Last week, U.S. District Judge Stefan Underhill denied Nationwide’s motion to dismiss the most recent amended complaint challenging alleged “revenue sharing” practices in Haddock v. Nationwide Financial Services, No. 3:01-CV-1552 (SRU) (D.Conn.). In his September 25, 2007 order (please click here for the full order), Judge Underhill denied Nationwide’s motion to dismiss the plaintiffs’ fifth amended complaint, holding that the plaintiffs’ elimination of certain claims in earlier amended complaints did not waive their right to reassert those claims later. Judge Underhill also declined to reconsider aspects of his earlier ruling on Nationwide’s summary judgment motion.
In 2001, trustees for a number of employer-sponsored profit-sharing retirement plans filed a putative class action against Nationwide (the plans’ investment provider), alleging that certain payments it received from mutual funds or their affiliates were actually provided in exchange for offering the funds as plan investment options under Nationwide’s variable annuity contracts, rather than for administrative services rendered. The trustees alleged that such an arrangement constituted both a breach of fiduciary duty and a prohibited transaction under ERISA.
In March 2006, Judge Underhill denied Nationwide’s motion for summary judgment. Haddock v. Nationwide Fin. Servs., 419 F. Supp. 2d 156 (D. Conn. 2006). Subsequent to this ruling, plaintiffs in Haddock filed a fifth amended complaint. Nationwide moved to dismiss this amended complaint in June 2006.
Judge Underhill’s March 2006 opinion had included the following rulings, both of which have been the subject of significant discussion:
a) A jury could find that Nationwide was a functional ERISA fiduciary by finding that it was exercising authority or control over plan assets to the extent that it was determining and altering which mutual funds would be offered as plan investment options under the annuity contracts.
b) “Plan assets” under ERISA include assets received by a fiduciary as a result of its fiduciary status or exercise of fiduciary discretion or authority and at the expense of plan participants. Under the foregoing “functional approach” to defining “plan assets,” the payments Nationwide was alleged to have received from mutual funds or their affiliates purportedly in exchange for offering the funds as investment options might be found to be plan assets.
In his September 25, 2007 ruling, Judge Underhill declined to reconsider either of these rulings.

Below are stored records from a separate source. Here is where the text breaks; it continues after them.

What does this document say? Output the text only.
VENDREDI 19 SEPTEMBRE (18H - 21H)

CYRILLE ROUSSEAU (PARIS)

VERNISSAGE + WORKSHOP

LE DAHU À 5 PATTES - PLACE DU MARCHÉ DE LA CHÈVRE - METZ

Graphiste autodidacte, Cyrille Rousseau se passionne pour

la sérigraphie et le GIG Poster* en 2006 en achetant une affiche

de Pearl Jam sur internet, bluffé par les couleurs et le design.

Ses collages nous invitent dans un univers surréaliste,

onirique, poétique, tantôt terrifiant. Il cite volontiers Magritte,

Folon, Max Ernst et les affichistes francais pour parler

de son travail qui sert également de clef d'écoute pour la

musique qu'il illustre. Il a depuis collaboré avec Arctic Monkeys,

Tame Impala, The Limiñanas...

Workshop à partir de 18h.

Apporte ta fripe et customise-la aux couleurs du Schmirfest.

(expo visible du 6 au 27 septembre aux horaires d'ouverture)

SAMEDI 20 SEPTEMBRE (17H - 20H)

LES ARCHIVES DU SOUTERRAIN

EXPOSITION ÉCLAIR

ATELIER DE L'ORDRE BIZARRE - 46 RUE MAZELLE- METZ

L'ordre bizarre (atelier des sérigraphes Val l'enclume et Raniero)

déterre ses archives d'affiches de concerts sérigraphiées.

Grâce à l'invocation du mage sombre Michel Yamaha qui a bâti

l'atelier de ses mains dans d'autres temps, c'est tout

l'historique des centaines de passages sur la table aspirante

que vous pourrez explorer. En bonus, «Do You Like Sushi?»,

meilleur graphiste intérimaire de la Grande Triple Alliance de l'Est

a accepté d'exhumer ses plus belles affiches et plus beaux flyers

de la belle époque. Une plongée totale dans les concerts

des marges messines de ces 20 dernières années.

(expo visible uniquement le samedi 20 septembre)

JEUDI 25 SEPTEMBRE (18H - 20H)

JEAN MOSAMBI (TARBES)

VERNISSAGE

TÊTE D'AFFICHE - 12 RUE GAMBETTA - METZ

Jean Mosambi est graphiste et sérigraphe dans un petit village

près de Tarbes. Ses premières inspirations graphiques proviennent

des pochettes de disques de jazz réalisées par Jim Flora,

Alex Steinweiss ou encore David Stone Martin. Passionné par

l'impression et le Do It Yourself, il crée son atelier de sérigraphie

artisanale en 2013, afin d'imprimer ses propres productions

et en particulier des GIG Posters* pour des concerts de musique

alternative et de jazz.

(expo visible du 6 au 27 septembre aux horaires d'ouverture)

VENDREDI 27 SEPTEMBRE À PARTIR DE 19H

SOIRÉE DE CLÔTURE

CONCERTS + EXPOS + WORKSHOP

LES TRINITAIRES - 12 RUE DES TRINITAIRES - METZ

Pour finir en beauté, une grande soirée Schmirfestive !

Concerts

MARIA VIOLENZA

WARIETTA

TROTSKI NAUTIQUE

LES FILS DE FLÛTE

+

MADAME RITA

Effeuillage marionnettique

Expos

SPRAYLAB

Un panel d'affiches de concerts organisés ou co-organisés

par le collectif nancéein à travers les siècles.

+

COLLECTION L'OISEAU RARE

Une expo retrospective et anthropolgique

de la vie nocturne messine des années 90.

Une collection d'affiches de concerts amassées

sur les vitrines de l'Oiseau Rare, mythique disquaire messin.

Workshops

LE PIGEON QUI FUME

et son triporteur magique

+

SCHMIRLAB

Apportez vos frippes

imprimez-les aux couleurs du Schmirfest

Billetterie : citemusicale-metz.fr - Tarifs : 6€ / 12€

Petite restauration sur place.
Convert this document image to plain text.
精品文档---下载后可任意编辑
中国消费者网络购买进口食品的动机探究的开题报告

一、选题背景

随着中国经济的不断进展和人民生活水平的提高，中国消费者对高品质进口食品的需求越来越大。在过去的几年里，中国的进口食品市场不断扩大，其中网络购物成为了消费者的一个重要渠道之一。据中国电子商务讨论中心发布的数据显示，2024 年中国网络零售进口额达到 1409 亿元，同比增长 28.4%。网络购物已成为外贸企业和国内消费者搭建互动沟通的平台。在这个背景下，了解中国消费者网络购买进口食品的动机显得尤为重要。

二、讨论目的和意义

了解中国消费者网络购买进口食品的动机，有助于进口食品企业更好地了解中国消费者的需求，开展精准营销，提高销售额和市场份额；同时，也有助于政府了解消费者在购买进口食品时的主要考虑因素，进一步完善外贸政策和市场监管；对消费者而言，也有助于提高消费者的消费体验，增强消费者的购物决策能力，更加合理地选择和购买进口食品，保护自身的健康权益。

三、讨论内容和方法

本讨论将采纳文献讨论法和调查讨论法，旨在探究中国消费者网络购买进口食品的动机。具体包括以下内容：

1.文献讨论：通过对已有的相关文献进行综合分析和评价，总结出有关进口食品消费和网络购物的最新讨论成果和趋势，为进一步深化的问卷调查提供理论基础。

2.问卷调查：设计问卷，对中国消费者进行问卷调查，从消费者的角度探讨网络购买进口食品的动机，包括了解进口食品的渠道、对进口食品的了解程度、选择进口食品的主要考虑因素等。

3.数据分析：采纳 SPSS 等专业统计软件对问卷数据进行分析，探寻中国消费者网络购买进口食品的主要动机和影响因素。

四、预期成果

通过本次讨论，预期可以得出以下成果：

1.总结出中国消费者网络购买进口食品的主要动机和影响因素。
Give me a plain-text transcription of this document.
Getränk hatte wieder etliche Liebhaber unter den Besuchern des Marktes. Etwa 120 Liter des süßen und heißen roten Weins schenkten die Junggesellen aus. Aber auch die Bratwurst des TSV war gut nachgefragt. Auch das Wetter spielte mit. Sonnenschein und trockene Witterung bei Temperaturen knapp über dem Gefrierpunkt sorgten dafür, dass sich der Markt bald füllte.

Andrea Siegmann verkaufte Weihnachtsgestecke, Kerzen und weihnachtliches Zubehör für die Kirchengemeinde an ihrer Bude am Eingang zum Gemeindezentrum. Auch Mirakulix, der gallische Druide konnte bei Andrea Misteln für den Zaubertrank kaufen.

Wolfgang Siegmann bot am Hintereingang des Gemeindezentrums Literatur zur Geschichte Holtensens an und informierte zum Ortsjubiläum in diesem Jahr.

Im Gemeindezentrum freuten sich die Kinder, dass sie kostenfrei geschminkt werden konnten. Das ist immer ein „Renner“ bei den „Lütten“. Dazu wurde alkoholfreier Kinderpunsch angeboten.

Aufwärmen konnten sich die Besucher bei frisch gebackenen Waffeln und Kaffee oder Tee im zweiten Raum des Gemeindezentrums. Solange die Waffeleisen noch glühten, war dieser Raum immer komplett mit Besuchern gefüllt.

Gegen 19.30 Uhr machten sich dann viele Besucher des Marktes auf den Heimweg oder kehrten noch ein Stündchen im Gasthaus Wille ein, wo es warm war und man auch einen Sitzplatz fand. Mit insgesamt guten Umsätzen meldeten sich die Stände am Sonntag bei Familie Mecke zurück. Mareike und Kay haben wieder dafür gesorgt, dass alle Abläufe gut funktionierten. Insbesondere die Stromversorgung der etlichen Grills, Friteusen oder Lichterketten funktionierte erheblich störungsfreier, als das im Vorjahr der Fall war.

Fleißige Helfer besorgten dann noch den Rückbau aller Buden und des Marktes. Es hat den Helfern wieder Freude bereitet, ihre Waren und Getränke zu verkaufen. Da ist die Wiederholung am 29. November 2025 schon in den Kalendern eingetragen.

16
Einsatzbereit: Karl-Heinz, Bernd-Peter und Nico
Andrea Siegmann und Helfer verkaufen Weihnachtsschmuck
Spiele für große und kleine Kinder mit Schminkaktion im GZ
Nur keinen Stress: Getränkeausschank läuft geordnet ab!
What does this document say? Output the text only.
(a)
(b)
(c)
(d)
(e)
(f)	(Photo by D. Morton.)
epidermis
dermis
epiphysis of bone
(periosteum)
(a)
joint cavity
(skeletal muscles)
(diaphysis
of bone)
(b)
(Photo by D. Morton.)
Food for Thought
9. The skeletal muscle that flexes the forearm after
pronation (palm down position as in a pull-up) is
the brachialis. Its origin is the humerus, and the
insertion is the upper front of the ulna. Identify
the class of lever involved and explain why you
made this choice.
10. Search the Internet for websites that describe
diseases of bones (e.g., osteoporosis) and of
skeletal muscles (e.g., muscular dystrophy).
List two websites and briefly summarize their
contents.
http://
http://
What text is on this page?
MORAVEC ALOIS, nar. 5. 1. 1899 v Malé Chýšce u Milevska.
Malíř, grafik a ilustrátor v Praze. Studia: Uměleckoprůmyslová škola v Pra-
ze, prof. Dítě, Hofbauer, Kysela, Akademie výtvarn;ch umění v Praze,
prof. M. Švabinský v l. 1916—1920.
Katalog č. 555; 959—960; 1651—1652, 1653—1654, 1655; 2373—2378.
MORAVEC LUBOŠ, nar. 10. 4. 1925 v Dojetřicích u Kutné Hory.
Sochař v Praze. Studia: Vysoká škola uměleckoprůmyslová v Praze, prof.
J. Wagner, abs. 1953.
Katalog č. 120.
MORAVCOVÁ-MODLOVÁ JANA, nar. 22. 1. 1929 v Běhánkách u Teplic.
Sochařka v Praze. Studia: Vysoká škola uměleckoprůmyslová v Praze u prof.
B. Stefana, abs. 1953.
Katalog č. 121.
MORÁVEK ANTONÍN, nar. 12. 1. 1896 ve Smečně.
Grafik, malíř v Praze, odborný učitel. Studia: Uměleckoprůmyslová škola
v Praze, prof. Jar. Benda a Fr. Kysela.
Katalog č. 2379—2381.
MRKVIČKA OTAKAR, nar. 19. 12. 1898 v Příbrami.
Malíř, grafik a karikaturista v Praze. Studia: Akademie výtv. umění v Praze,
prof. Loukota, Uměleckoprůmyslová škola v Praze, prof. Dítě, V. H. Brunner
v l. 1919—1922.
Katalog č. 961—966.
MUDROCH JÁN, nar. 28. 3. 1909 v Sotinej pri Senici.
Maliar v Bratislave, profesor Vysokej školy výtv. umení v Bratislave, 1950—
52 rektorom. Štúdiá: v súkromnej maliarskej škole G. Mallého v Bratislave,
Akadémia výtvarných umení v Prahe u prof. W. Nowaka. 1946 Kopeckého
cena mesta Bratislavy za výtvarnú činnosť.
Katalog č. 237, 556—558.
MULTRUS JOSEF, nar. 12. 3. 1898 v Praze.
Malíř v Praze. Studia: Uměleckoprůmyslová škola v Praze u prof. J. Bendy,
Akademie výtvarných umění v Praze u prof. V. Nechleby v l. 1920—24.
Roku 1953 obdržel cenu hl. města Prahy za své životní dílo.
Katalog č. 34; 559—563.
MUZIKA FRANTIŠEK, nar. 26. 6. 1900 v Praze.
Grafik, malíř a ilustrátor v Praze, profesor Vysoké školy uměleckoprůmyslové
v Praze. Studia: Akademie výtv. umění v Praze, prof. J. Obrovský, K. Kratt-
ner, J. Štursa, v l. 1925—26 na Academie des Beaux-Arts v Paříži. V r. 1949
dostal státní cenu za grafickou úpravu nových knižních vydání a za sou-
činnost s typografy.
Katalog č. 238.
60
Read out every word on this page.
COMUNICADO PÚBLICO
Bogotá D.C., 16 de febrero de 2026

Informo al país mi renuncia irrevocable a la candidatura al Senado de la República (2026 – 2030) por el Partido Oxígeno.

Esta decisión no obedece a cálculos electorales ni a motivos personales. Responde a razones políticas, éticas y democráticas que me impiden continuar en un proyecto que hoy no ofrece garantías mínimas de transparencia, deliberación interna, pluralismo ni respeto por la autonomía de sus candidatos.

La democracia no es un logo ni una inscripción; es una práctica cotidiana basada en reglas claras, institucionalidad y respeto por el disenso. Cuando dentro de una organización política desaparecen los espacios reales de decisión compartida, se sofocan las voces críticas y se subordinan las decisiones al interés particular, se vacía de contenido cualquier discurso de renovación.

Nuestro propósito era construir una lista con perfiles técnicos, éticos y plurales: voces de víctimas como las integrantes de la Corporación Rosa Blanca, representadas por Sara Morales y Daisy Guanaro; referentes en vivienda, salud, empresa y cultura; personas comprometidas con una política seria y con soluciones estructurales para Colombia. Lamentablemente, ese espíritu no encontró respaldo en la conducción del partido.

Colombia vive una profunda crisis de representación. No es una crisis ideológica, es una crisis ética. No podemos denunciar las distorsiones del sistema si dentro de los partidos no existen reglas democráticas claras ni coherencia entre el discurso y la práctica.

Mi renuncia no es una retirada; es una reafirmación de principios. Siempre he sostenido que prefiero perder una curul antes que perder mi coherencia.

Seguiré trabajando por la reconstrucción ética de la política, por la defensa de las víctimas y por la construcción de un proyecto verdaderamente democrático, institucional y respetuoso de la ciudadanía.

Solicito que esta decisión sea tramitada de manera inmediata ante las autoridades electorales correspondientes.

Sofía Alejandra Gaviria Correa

The bulk of the September 25th order dealt with Nationwide’s argument that plaintiffs had waived their “fund selection” cause of action by alleging it in the initial complaint and omitting it from subsequent amended complaints in order to avoid responding to certain discovery. Judge Underhill found that this omission did not waive plaintiffs’ claim, and thus denied Nationwide’s motion to dismiss.